Copa Feminina 2027: quanto o Brasil vai gastar enquanto ricos do Congresso lucram
Enquanto a pequena Manuela Baère, de 6 anos, sonha em ver "as meninas jogarem" na Copa do Mundo Feminina de 2027, alguém precisa assinar o cheque. E esse alguém somos nós — os contribuintes brasileiros que bancam tanto o sonho das crianças quanto os salários gordos dos parlamentares que aprovaram trazer o torneio para cá.
A Copa do Mundo Feminina chega ao Brasil em 2027 pela primeira vez na história. Serão 32 seleções, estádios lotados e uma conta que ninguém ainda teve coragem de apresentar por inteiro.
O que está em jogo (além das bolas)
A FIFA confirmou o formato expandido — saltamos de 24 para 32 seleções. Mais times significam mais jogos, mais estádios, mais estrutura, mais dinheiro público.
Lembremos: a Copa de 2014 custou R$ 30 bilhões aos cofres brasileiros. Estádios viraram elefantes brancos. Hospitais continuaram sem leitos. Mas os ricos do Congresso que aprovaram os gastos? Esses seguem com salários de R$ 33,7 mil mensais, mais verbas indenizatórias que ultrapassam R$ 100 mil por ano.
Agora repete-se o roteiro. Nova Copa, novas promessas, novo endividamento.
Quem lucra com a bola rolando
Não se trata de ser contra o futebol feminino. Sofia Seabra, de 13 anos, representa milhares de meninas que finalmente terão ídolas em campo. Isso é legítimo. Isso é necessário.
O problema são os intermediários.
Empreiteiras que vencem licitações. Políticos que emplacam obras em seus redutos eleitorais. Empresários do setor hoteleiro e de eventos que multiplicam patrimônios enquanto o trabalhador comum paga mais impostos para sustentar a infraestrutura.
A FIFA, como sempre, leva sua parte sem pagar um centavo de imposto no Brasil. É a regra do jogo — literalmente.
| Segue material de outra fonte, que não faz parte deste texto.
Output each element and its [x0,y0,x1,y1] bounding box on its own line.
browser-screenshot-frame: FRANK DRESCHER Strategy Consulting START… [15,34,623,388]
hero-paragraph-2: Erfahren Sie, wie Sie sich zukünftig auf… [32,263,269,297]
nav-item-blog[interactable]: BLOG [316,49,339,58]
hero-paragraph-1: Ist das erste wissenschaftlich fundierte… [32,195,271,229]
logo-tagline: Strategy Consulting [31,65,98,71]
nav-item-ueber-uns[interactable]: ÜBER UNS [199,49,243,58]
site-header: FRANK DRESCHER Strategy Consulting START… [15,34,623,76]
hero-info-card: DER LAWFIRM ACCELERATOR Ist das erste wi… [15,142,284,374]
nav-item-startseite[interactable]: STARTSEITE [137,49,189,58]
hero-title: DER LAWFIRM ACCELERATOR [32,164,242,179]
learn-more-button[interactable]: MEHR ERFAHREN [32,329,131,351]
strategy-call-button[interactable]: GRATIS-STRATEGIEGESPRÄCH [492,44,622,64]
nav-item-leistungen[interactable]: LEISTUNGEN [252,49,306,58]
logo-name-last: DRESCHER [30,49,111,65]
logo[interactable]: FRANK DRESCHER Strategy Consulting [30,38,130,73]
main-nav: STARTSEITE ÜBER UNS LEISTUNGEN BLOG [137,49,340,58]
O Congresso decide, o povo paga
Quem aprova os orçamentos para megaeventos esportivos? Os mesmos parlamentares que:
- Recebem auxílio-moradia de R$ 4,6 mil mesmo tendo imóveis próprios em Brasília
- Usam jatinhos da FAB para compromissos particulares
- Votam seus próprios aumentos em plena crise econômica
- Mantêm foro privilegiado e aposentadorias vitalícias
São eles, os ricos do Congresso, que decidem se o Brasil tem dinheiro para sediar Copas mas não para construir creches.
A torcida existe, a conta também
Manuela quer ver as meninas jogarem. Sofia busca inspiração nas atletas. Milhões de brasileiras merecem essa representatividade.
Mas merecem também que alguém pergunte: quanto custa? Quem paga? Quem lucra?
A Copa Feminina de 2027 acontecerá. As meninas vibrarão. As atletas suarão. E quando os holofotes se apagarem, restarão os estádios vazios, as dívidas municipais e os mesmos políticos ricos gastando dinheiro público em suas próximas campanhas.
O futebol feminino merece investimento. As crianças merecem sonhar. Mas o povo brasileiro merece transparência sobre quem realmente lucra quando a bola rola com dinheiro público.